A residência ampla e acolhedora, no número 20 da rua Maresfield Gardens, região oeste de Londres, foi a última moradia do criador da psicanálise. Transformado em museu, o espaço guarda mais que objetos pessoais dos antigos moradores – permanece ali um pouco da história de incontáveis analistas e analisandos.
MUSEU SIGMUND FREUD, LONDRES
Para muitos pacientes, e para boa parte do público em geral, o psicanalista é uma figura neutra, discreta, reservada, quando não enigmática, de quem se conhece muito pouco. O que tem certo fundamento. No passado, ao menos, muitos psicanalistas temiam o acting out – a expressão de conflitos emocionais, por meio de comportamento impulsivo – e acreditavam que a proximidade com o analisando favoreceria essa “passagem ao ato”. Além disso, alguns profissionais receavam contaminar o tratamento apresentando-se aos pacientes como pessoas comuns. Por causa disso ainda hoje é rara a possibilidade de observar a intimidade de um analista.
Pois é justamente essa oportunidade que nos proporciona uma casa-museu situada no número 20 da rua Maresfield Gardens, no distrito de Hampstead, em Londres. E não se trata da residência de qualquer analista: o morador foi ninguém menos que o criador da psicanálise, Sigmund Freud. Em 1938, depois que a Áustria foi anexada pelos nazistas, ele, relutantemente, deixou Viena, onde vivia e trabalhava (no famoso endereço, Bergasse 19), e transferiu-se com a família para Londres. A mudança foi penosa para o homem idoso e doente – lutando com um câncer, ele viria a falecer em setembro do ano seguinte. Na casa aprazível no noroeste da capital inglesa Freud pôde contar com um ambiente confortável e, muito importante, com o apoio da família. Moravam com ele a esposa, Martha, a cunhada Minna, a empregada, Paula Fichtl, e a filha, e também terapeuta, Anna. Extraordinariamente dedicada ao pai, ela continuou vivendo ali até morrer, em 1982.

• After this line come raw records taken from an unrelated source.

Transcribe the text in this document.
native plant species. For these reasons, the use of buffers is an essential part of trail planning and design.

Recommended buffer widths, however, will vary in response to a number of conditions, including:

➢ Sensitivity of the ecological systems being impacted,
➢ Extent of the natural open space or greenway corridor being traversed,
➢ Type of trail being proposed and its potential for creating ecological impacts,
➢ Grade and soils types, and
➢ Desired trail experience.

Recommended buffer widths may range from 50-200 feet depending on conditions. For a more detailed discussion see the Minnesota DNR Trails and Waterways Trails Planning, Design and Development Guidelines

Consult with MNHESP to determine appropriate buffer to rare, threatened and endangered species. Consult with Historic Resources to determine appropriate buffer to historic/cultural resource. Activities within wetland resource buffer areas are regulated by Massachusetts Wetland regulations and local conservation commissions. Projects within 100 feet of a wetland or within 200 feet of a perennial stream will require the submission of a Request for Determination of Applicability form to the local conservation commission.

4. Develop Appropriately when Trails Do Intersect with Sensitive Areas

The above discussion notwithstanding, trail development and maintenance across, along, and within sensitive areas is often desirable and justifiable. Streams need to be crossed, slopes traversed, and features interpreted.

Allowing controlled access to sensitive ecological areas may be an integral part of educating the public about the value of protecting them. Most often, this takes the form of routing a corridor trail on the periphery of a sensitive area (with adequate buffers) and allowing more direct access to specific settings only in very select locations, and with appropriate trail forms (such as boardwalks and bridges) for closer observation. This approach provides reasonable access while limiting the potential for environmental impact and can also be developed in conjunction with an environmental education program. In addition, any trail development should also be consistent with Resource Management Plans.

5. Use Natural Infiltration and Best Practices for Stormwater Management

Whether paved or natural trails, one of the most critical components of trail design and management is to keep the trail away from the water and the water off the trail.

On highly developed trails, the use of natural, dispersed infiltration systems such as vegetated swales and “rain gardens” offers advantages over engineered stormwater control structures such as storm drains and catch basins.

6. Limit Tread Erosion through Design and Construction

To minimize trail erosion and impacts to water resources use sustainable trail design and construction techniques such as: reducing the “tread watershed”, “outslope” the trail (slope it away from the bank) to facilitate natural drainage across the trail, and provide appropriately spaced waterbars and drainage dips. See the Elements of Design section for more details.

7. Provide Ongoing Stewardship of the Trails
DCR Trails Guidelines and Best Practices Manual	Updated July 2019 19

O aposento que mais chama a atenção é, sem dúvida, o gabinete com a biblioteca – onde, mesmo exilado, continuou atendendo seus pacientes. O idioma não foi problema: ele falava bem inglês, ainda que com forte sotaque. (...) É no gabinete que está o divã analítico original, trazido da Bergasse 19. Muito confortável, tem almofadas de chenile e está coberto com um tapete persa ricamente colorido. Sobre a peça há outros tecidos orientais. Para quem já freqüentou consultórios psicanalíticos isto não deixa de chamar a atenção.Por exemplo, quando comecei minha análise, a regra entre os freudianos era atender num ambiente o mais neutro e despido possível. Mas isso, pelo jeito, não preocupava Freud – assim como não o preocupava manter o distanciamento dos pacientes. Quando um deles, o aristocrata russo Sergius Pankejeff, conhecido como “o homem dos lobos” (por causa do famoso sonho em que via esses animais encarapitados em árvores, sonho esse retratado num desenho exposto no museu), ficou financeiramente arruinado, Freud lançou uma espécie de campanha no círculo analítico para ajudá-lo. Ou seja, tratava seus pacientes, ou pelo menos alguns deles, de forma especial. E talvez o divã, com seus tecidos e tapetes, desse testemunho disso.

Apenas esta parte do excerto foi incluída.